- 5 years ago
- Wedding: June 2014
I’m having a bunch of bad luck and a lot of bad days lately that started on December 22nd. I need to get this off my chest.
My FI totaled my car on Dec 22nd, no one hurt just my car. Insurance will just go up and I already pay a ridiculous amount so that my deductibles are low when things like this happen. Got a new used car but had to take a loan as insurance never gives you enough to replace your vehicle.
My dog got sick Dec 31st, admitted to an emergency hospital as our vet’s office was closed. The hospital put a heating pad on him and it burned him as they also sedated him and he couldn’t get out from under it on his own. He had a lot of swelling and lesions aka third degree burns. Hospital admitted fault but they only want to pay us for our dog to see a specialist which he doesn’t need, they just want to drain more money from us. During his stay at the hospital they tried to tell us he needed all these extra tests, xrays etc which he didn’t need either but they did it to rack up his bill. I trusted they were telling the truth because my dog’s vet wasn’t available, if he was I would have never taken my dog to such a place.
Our vet recommended surgery before his wounds got infected. He had skin graft surgery yesterday so that his body would heal properly. He will be at the vet’s for at least another week. The battle will begin with the hospital’s insurance co, their parent co and us to get them to cover his bills because it’s the right thing to do. They could have killed our dog and we’re not looking to sue them, we just want his bills covered.
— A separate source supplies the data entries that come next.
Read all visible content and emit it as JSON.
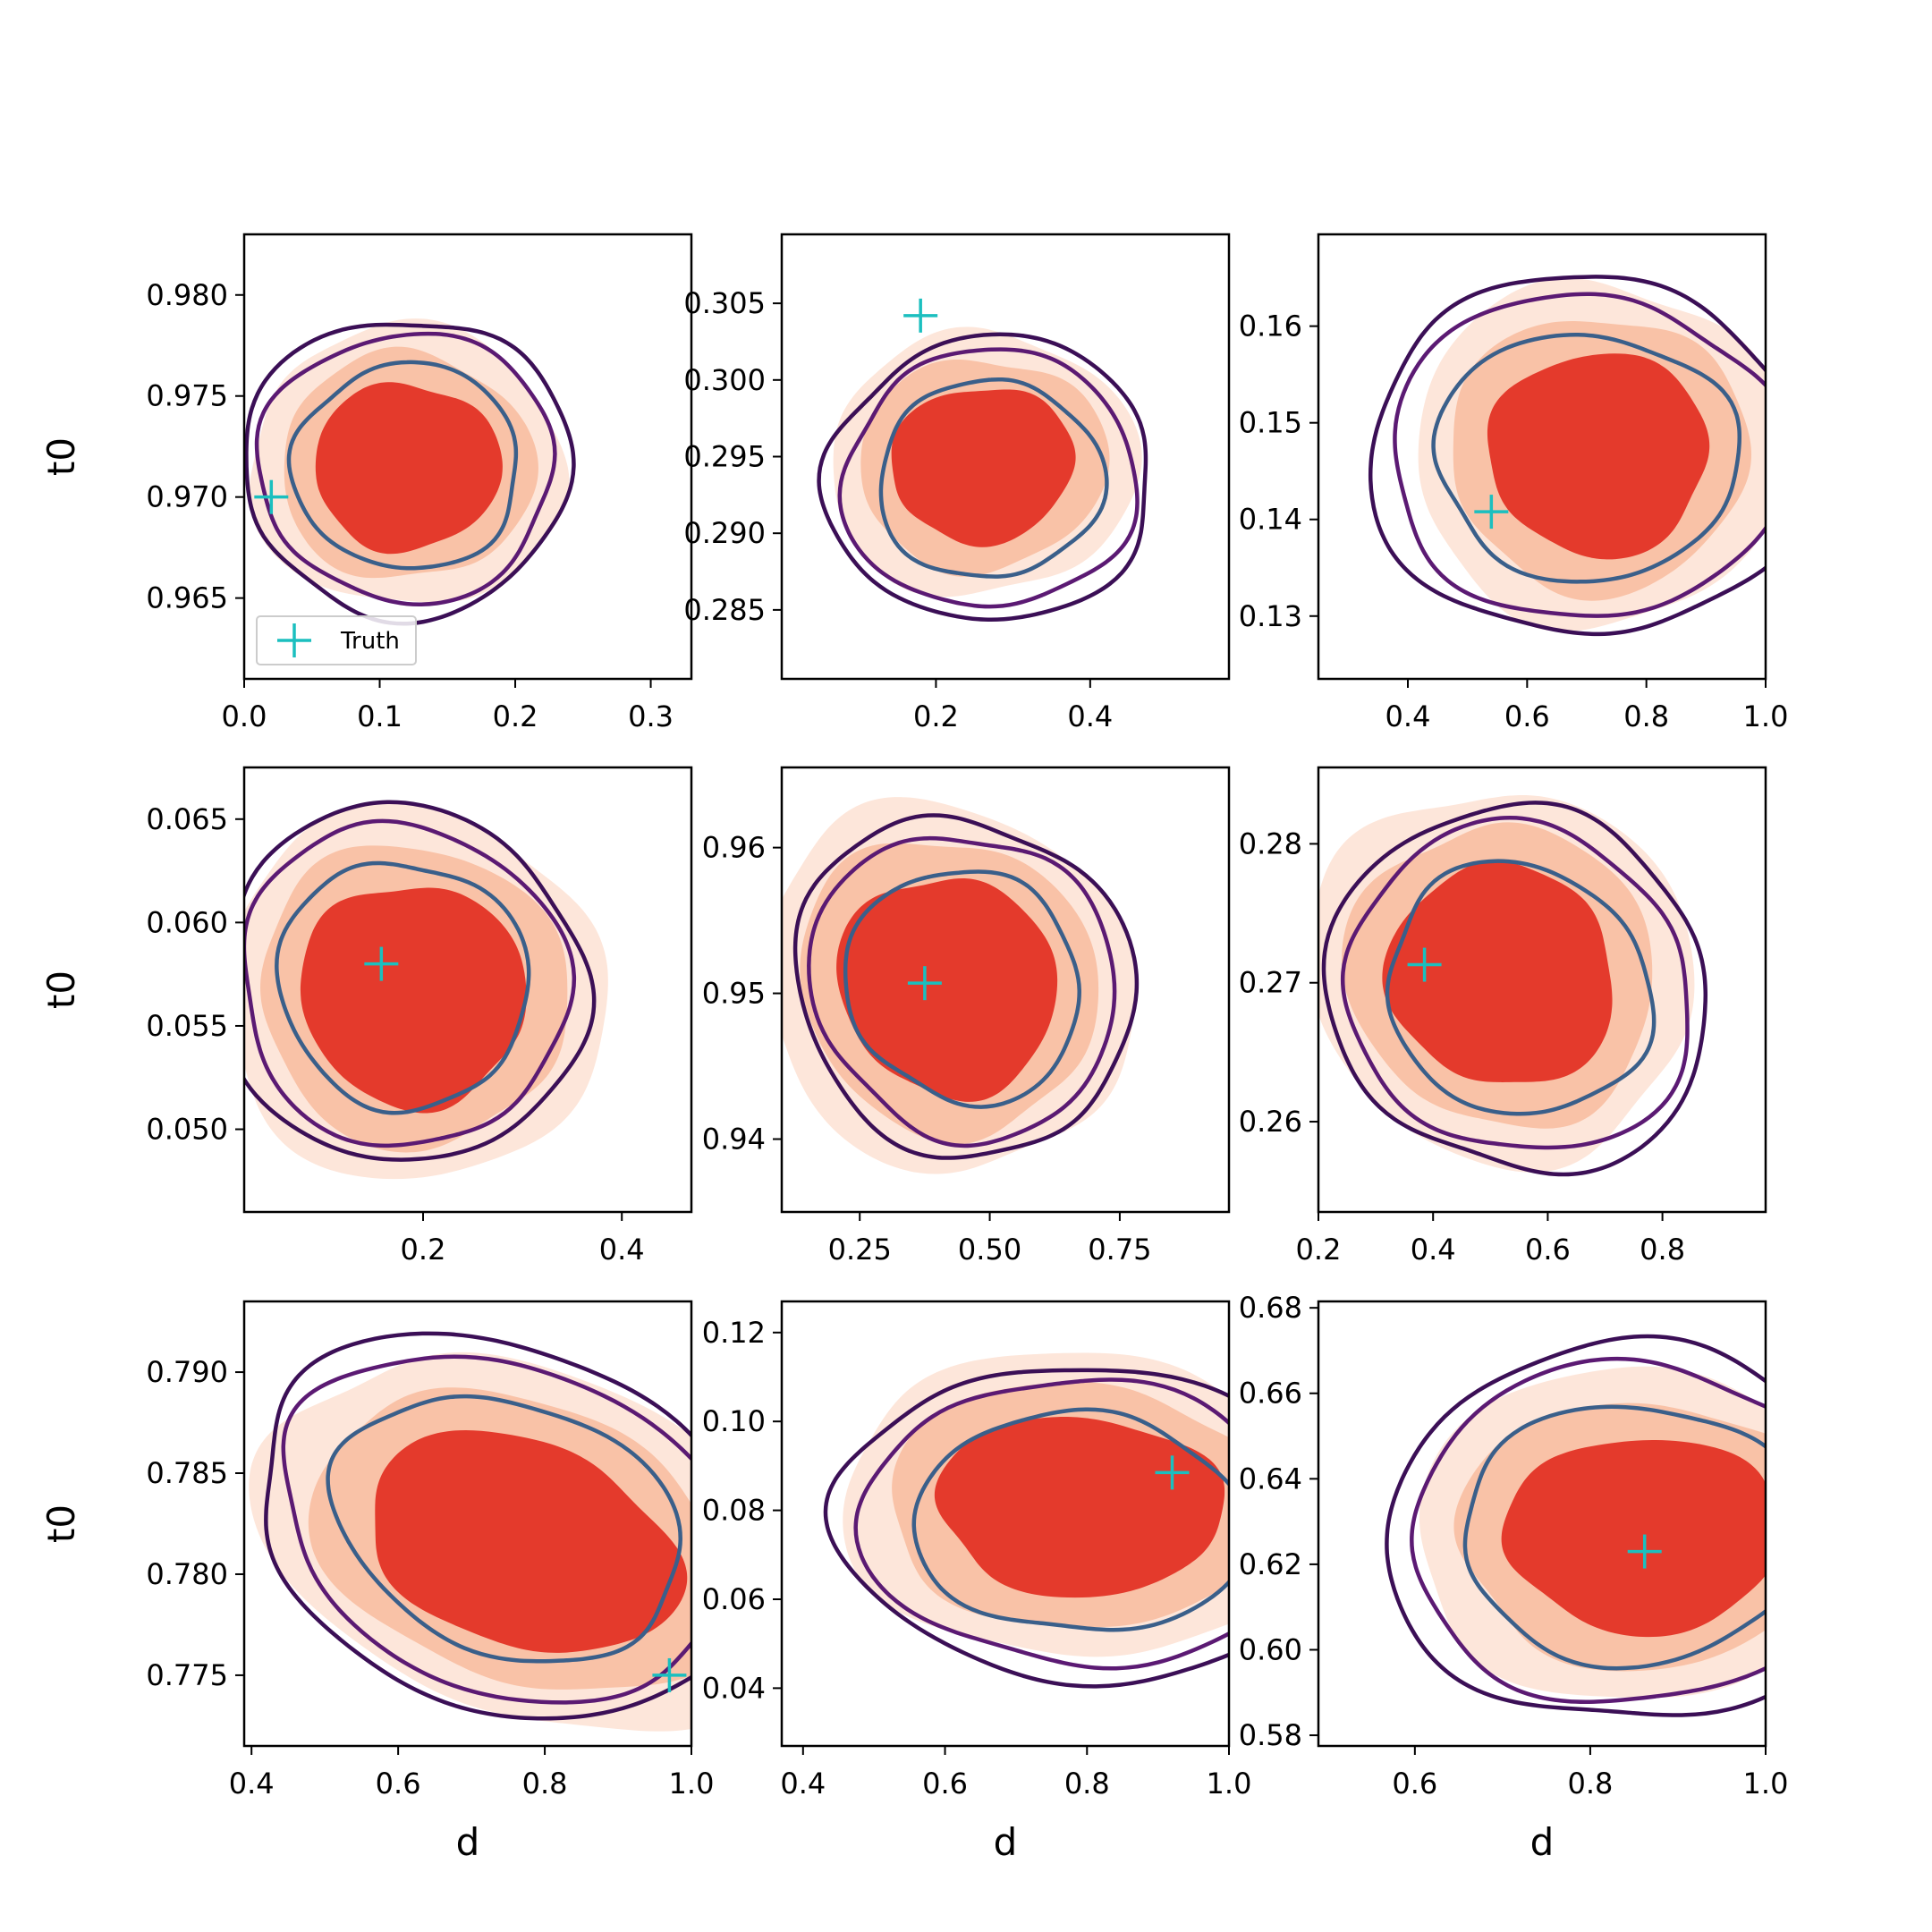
{
  "figure": {
    "xlabel": "d",
    "ylabel": "t0",
    "legend_label": "Truth"
  },
  "colors": {
    "fill_outer": "#fde6da",
    "fill_mid": "#f9c2a7",
    "fill_inner": "#e43a2c",
    "contour_outer": "#3b0f56",
    "contour_mid": "#5b1a73",
    "contour_inner": "#3a5f8a",
    "truth": "#1bbfbf",
    "axis": "#000000"
  },
  "chart_data": [
    {
      "type": "contour",
      "xlim": [
        0.0,
        0.33
      ],
      "ylim": [
        0.961,
        0.983
      ],
      "xticks": [
        0.0,
        0.1,
        0.2,
        0.3
      ],
      "xtick_labels": [
        "0.0",
        "0.1",
        "0.2",
        "0.3"
      ],
      "yticks": [
        0.965,
        0.97,
        0.975,
        0.98
      ],
      "ytick_labels": [
        "0.965",
        "0.970",
        "0.975",
        "0.980"
      ],
      "truth": [
        0.02,
        0.97
      ],
      "fill_center": [
        0.12,
        0.9715
      ],
      "fill_spread": [
        0.075,
        0.0045
      ],
      "contour_center": [
        0.12,
        0.9715
      ],
      "contour_spread": [
        0.085,
        0.0052
      ],
      "xlabel": "",
      "ylabel": "t0",
      "legend": true
    },
    {
      "type": "contour",
      "xlim": [
        0.0,
        0.58
      ],
      "ylim": [
        0.2805,
        0.3095
      ],
      "xticks": [
        0.2,
        0.4
      ],
      "xtick_labels": [
        "0.2",
        "0.4"
      ],
      "yticks": [
        0.285,
        0.29,
        0.295,
        0.3,
        0.305
      ],
      "ytick_labels": [
        "0.285",
        "0.290",
        "0.295",
        "0.300",
        "0.305"
      ],
      "truth": [
        0.18,
        0.3042
      ],
      "fill_center": [
        0.26,
        0.2945
      ],
      "fill_spread": [
        0.11,
        0.0065
      ],
      "contour_center": [
        0.27,
        0.2935
      ],
      "contour_spread": [
        0.13,
        0.0075
      ],
      "xlabel": "",
      "ylabel": "",
      "legend": false
    },
    {
      "type": "contour",
      "xlim": [
        0.25,
        1.0
      ],
      "ylim": [
        0.1235,
        0.1695
      ],
      "xticks": [
        0.4,
        0.6,
        0.8,
        1.0
      ],
      "xtick_labels": [
        "0.4",
        "0.6",
        "0.8",
        "1.0"
      ],
      "yticks": [
        0.13,
        0.14,
        0.15,
        0.16
      ],
      "ytick_labels": [
        "0.13",
        "0.14",
        "0.15",
        "0.16"
      ],
      "truth": [
        0.54,
        0.1408
      ],
      "fill_center": [
        0.72,
        0.1468
      ],
      "fill_spread": [
        0.2,
        0.0115
      ],
      "contour_center": [
        0.7,
        0.1465
      ],
      "contour_spread": [
        0.26,
        0.013
      ],
      "xlabel": "",
      "ylabel": "",
      "legend": false
    },
    {
      "type": "contour",
      "xlim": [
        0.02,
        0.47
      ],
      "ylim": [
        0.046,
        0.0675
      ],
      "xticks": [
        0.2,
        0.4
      ],
      "xtick_labels": [
        "0.2",
        "0.4"
      ],
      "yticks": [
        0.05,
        0.055,
        0.06,
        0.065
      ],
      "ytick_labels": [
        "0.050",
        "0.055",
        "0.060",
        "0.065"
      ],
      "truth": [
        0.158,
        0.058
      ],
      "fill_center": [
        0.19,
        0.0565
      ],
      "fill_spread": [
        0.125,
        0.0058
      ],
      "contour_center": [
        0.18,
        0.057
      ],
      "contour_spread": [
        0.13,
        0.006
      ],
      "xlabel": "",
      "ylabel": "t0",
      "legend": false
    },
    {
      "type": "contour",
      "xlim": [
        0.1,
        0.96
      ],
      "ylim": [
        0.935,
        0.9655
      ],
      "xticks": [
        0.25,
        0.5,
        0.75
      ],
      "xtick_labels": [
        "0.25",
        "0.50",
        "0.75"
      ],
      "yticks": [
        0.94,
        0.95,
        0.96
      ],
      "ytick_labels": [
        "0.94",
        "0.95",
        "0.96"
      ],
      "truth": [
        0.375,
        0.9507
      ],
      "fill_center": [
        0.42,
        0.9505
      ],
      "fill_spread": [
        0.22,
        0.0085
      ],
      "contour_center": [
        0.45,
        0.9505
      ],
      "contour_spread": [
        0.22,
        0.0085
      ],
      "xlabel": "",
      "ylabel": "",
      "legend": false
    },
    {
      "type": "contour",
      "xlim": [
        0.2,
        0.98
      ],
      "ylim": [
        0.2535,
        0.2855
      ],
      "xticks": [
        0.2,
        0.4,
        0.6,
        0.8
      ],
      "xtick_labels": [
        "0.2",
        "0.4",
        "0.6",
        "0.8"
      ],
      "yticks": [
        0.26,
        0.27,
        0.28
      ],
      "ytick_labels": [
        "0.26",
        "0.27",
        "0.28"
      ],
      "truth": [
        0.385,
        0.2713
      ],
      "fill_center": [
        0.52,
        0.2705
      ],
      "fill_spread": [
        0.22,
        0.0085
      ],
      "contour_center": [
        0.55,
        0.2695
      ],
      "contour_spread": [
        0.24,
        0.009
      ],
      "xlabel": "",
      "ylabel": "",
      "legend": false
    },
    {
      "type": "contour",
      "xlim": [
        0.39,
        1.0
      ],
      "ylim": [
        0.7715,
        0.7935
      ],
      "xticks": [
        0.4,
        0.6,
        0.8,
        1.0
      ],
      "xtick_labels": [
        "0.4",
        "0.6",
        "0.8",
        "1.0"
      ],
      "yticks": [
        0.775,
        0.78,
        0.785,
        0.79
      ],
      "ytick_labels": [
        "0.775",
        "0.780",
        "0.785",
        "0.790"
      ],
      "truth": [
        0.97,
        0.775
      ],
      "fill_center": [
        0.77,
        0.7815
      ],
      "fill_spread": [
        0.24,
        0.0055
      ],
      "contour_center": [
        0.75,
        0.7823
      ],
      "contour_spread": [
        0.25,
        0.0063
      ],
      "xlabel": "d",
      "ylabel": "t0",
      "legend": false
    },
    {
      "type": "contour",
      "xlim": [
        0.37,
        1.0
      ],
      "ylim": [
        0.027,
        0.127
      ],
      "xticks": [
        0.4,
        0.6,
        0.8,
        1.0
      ],
      "xtick_labels": [
        "0.4",
        "0.6",
        "0.8",
        "1.0"
      ],
      "yticks": [
        0.04,
        0.06,
        0.08,
        0.1,
        0.12
      ],
      "ytick_labels": [
        "0.04",
        "0.06",
        "0.08",
        "0.10",
        "0.12"
      ],
      "truth": [
        0.92,
        0.0885
      ],
      "fill_center": [
        0.79,
        0.081
      ],
      "fill_spread": [
        0.22,
        0.022
      ],
      "contour_center": [
        0.79,
        0.077
      ],
      "contour_spread": [
        0.24,
        0.025
      ],
      "xlabel": "d",
      "ylabel": "",
      "legend": false
    },
    {
      "type": "contour",
      "xlim": [
        0.49,
        1.0
      ],
      "ylim": [
        0.5775,
        0.6815
      ],
      "xticks": [
        0.6,
        0.8,
        1.0
      ],
      "xtick_labels": [
        "0.6",
        "0.8",
        "1.0"
      ],
      "yticks": [
        0.58,
        0.6,
        0.62,
        0.64,
        0.66,
        0.68
      ],
      "ytick_labels": [
        "0.58",
        "0.60",
        "0.62",
        "0.64",
        "0.66",
        "0.68"
      ],
      "truth": [
        0.862,
        0.623
      ],
      "fill_center": [
        0.86,
        0.627
      ],
      "fill_spread": [
        0.17,
        0.025
      ],
      "contour_center": [
        0.85,
        0.627
      ],
      "contour_spread": [
        0.2,
        0.031
      ],
      "xlabel": "d",
      "ylabel": "",
      "legend": false
    }
  ]
}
My FI took a job in Sept where he makes a lot more money than his old job. He hates it and tells me he wants to quit everyday because his boss is a certifiable crazy and not a nice guy. It’s super stressing me out especially right now as my dog’s bills are piling up, the stuff with my car, etc.
My wedding plans are basically on hold because I refuse to try to plan a wedding when my budget is unknown. I don’t want to put more money out if I simply don’t have it. That entirely sucks right now because I could use something happy and fun to look forward to.
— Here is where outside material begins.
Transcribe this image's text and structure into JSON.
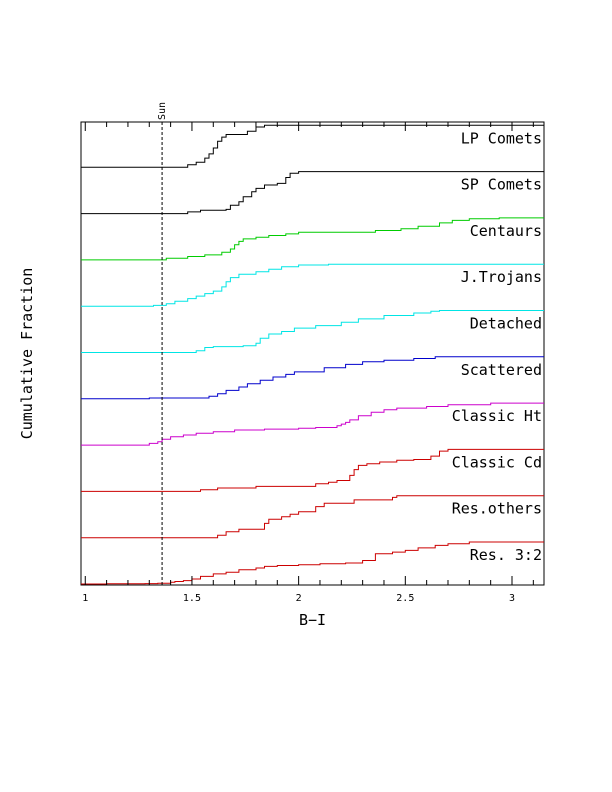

Trying to stay positive but there are moments where I want to crawl into bed and sleep for days. It’s just me and my fiance and although it is probably strengthening our bond to go through this, it’s a lot on just the two of us at the moment. I’m sad, I’m frustrated, I’m exhausted and I need a break. I’m sure we all have things going on that make us want to cry at times , well this is mine. They say things can always be worse, not sure my sanity could take much more.
TGIF, so happy it’s the weekend and work is one less thing I have to deal with for the next 2 days.